Eppure, una grandissima opportunità offerta dalla formazione nell’assessment terapeutico l’ho individuata nella possibilità di avere, come strumento nella cassetta degli attrezzi del neopsicologo, un intervento psicologico breve autonomo ed efficace. Molto spesso nel mio percorso universitario ho sentito non poca confusione da parte degli studenti, verso cosa potesse nel concreto realizzare la figura dello psicologo. È in questo contesto che l’assessment terapeutico mi sembra l’opportunità di concretizzare una proposta competente in ambito clinico privato, ponendoci come una figura professionale ancora poco diffusa.

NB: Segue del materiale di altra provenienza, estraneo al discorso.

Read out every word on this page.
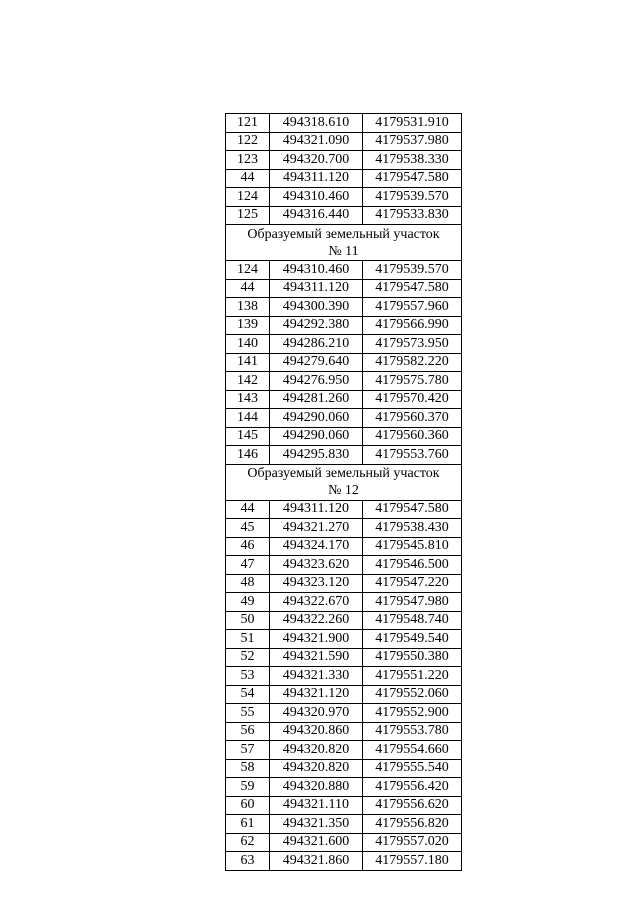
121	494318.610	4179531.910
122	494321.090	4179537.980
123	494320.700	4179538.330
44	494311.120	4179547.580
124	494310.460	4179539.570
125	494316.440	4179533.830

Образуемый земельный участок
№ 11		

124	494310.460	4179539.570
44	494311.120	4179547.580
138	494300.390	4179557.960
139	494292.380	4179566.990
140	494286.210	4179573.950
141	494279.640	4179582.220
142	494276.950	4179575.780
143	494281.260	4179570.420
144	494290.060	4179560.370
145	494290.060	4179560.360
146	494295.830	4179553.760

Образуемый земельный участок
№ 12		

44	494311.120	4179547.580
45	494321.270	4179538.430
46	494324.170	4179545.810
47	494323.620	4179546.500
48	494323.120	4179547.220
49	494322.670	4179547.980
50	494322.260	4179548.740
51	494321.900	4179549.540
52	494321.590	4179550.380
53	494321.330	4179551.220
54	494321.120	4179552.060
55	494320.970	4179552.900
56	494320.860	4179553.780
57	494320.820	4179554.660
58	494320.820	4179555.540
59	494320.880	4179556.420
60	494321.110	4179556.620
61	494321.350	4179556.820
62	494321.600	4179557.020
63	494321.860	4179557.180
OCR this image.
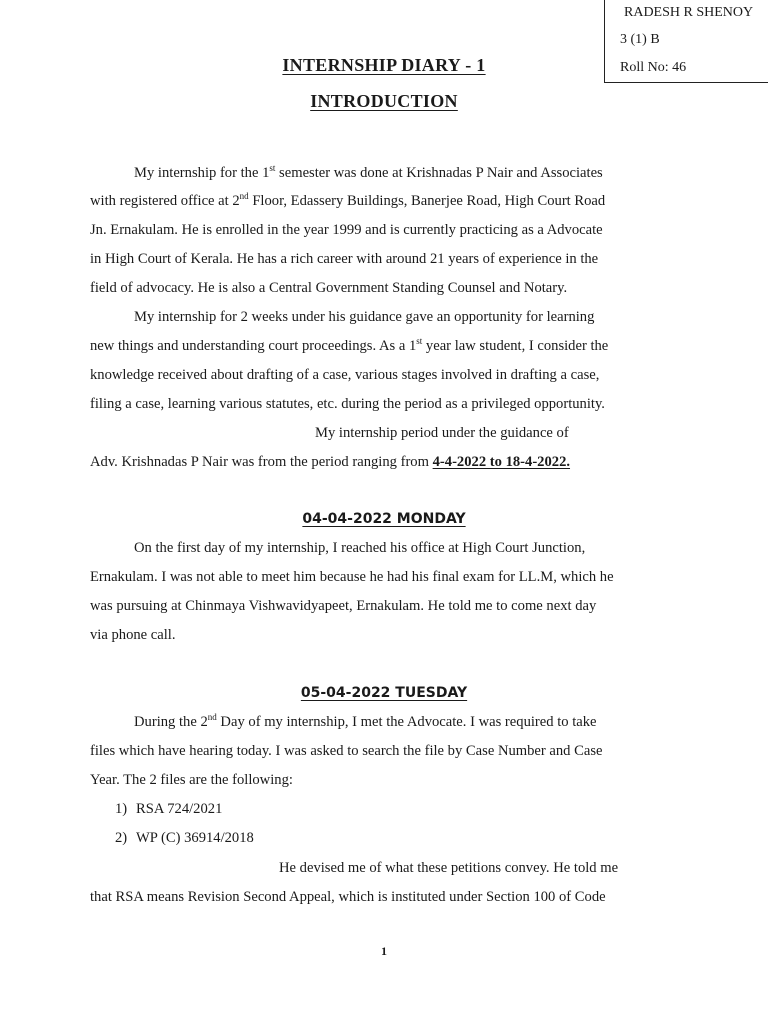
RADESH R SHENOY
3 (1) B
Roll No: 46
INTERNSHIP DIARY - 1
INTRODUCTION
My internship for the 1st semester was done at Krishnadas P Nair and Associates
with registered office at 2nd Floor, Edassery Buildings, Banerjee Road, High Court Road
Jn. Ernakulam. He is enrolled in the year 1999 and is currently practicing as a Advocate
in High Court of Kerala. He has a rich career with around 21 years of experience in the
field of advocacy. He is also a Central Government Standing Counsel and Notary.
My internship for 2 weeks under his guidance gave an opportunity for learning
new things and understanding court proceedings. As a 1st year law student, I consider the
knowledge received about drafting of a case, various stages involved in drafting a case,
filing a case, learning various statutes, etc. during the period as a privileged opportunity.
My internship period under the guidance of
Adv. Krishnadas P Nair was from the period ranging from 4-4-2022 to 18-4-2022.
04-04-2022 MONDAY
On the first day of my internship, I reached his office at High Court Junction,
Ernakulam. I was not able to meet him because he had his final exam for LL.M, which he
was pursuing at Chinmaya Vishwavidyapeet, Ernakulam. He told me to come next day
via phone call.
05-04-2022 TUESDAY
During the 2nd Day of my internship, I met the Advocate. I was required to take
files which have hearing today. I was asked to search the file by Case Number and Case
Year. The 2 files are the following:
1) RSA 724/2021
2) WP (C) 36914/2018
He devised me of what these petitions convey. He told me
that RSA means Revision Second Appeal, which is instituted under Section 100 of Code
1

Ricordiamoci inoltre che esso si pone come intervento da proporre ad un pubblico che non vuole o non può permettersi un percorso terapeutico e che quindi, molto probabilmente, non approderebbe alla figura dello psicoterapeuta. In questo modo lo psicologo potrebbe presentarsi, già in ambito privato, non solo, come spesso avviene, quale intermediario tra l’utente e lo psicoterapeuta, quanto come una figura autonoma, accessibile, capace di un set di interventi dalla portata terapeutica per uno specifico target di pazienti.
Abbiamo visto di come Finn spiega di ricevere molto spesso richieste da colleghi che si trovano in una situazione di impasse nel percorso con i propri pazienti: in questi casi, l’assessment collaborativo viene condotto come intervento a sostegno dello sviluppo della relazione terapeutica, proponendoci come veri e propri consulenti per i nostri colleghi. La trovo un’opportunità non solo per offrirsi come figura professionale insolita ed innovativa, ma anche per promuovere una rete di studio, aiuto e supervisione reciproca con altri professionisti del territorio. Infine, imprescindibile ruolo dello psicologo specializzato in assessment terapeutico, è farsi canale di sensibilizzazione per il reale e corretto uso dei test: non verità imprescindibile, non male assoluto, quanto mezzo per “conoscere attraverso” la complessità del paziente.
Note
(1) Questa è la ancora viva concezione di diagnosi in cui mi sono imbattuta interfacciandomi con i colleghi. A questo proposito ricordo l’esperienza di un giovane tirocinante che mi raccontava la sensazione di impotenza nel vedere un bambino “fallire” ai test della Wisch IV, sensazione che lo ha portato alla decisione di non voler lavorare, in futuro, nell’ambito della valutazione psicologica. Chiaramente, chi lavora in questo campo ha una diversa consapevolezza circa l’utilizzo dei test in contesto clinico. Tuttavia, l’intento del presente articolo è quello di rivolgersi ad un pubblico di giovani neolaureati, o a professionisti incuriositi dalle nuove tecniche in ambito psicodiagnostico.
(2) Seguendo la valutazione psicologica di un paziente molto sensibile al giudizio dell’altro, mi accorgevo delle forti quote di ansia che accompagnavano il suo processo testologico. che arrivavano ad aumentare la diffidenza nei confronti del terapeuta.
(3) Faccio qui riferimento alla capacità, da parte dello psicologo, di utilizzare le informazioni provenienti dal processo per poter riproporre in vivo, nella relazione, gli schemi strettamente legata alla domanda centrale del paziente.
(4) Faccio un richiamo al punto “O” inconoscibile della teoria del pensiero Bioniana.
(5) Citazione dalla serie tv “Strappare lungo i bordi” di Zero Calcare (2021).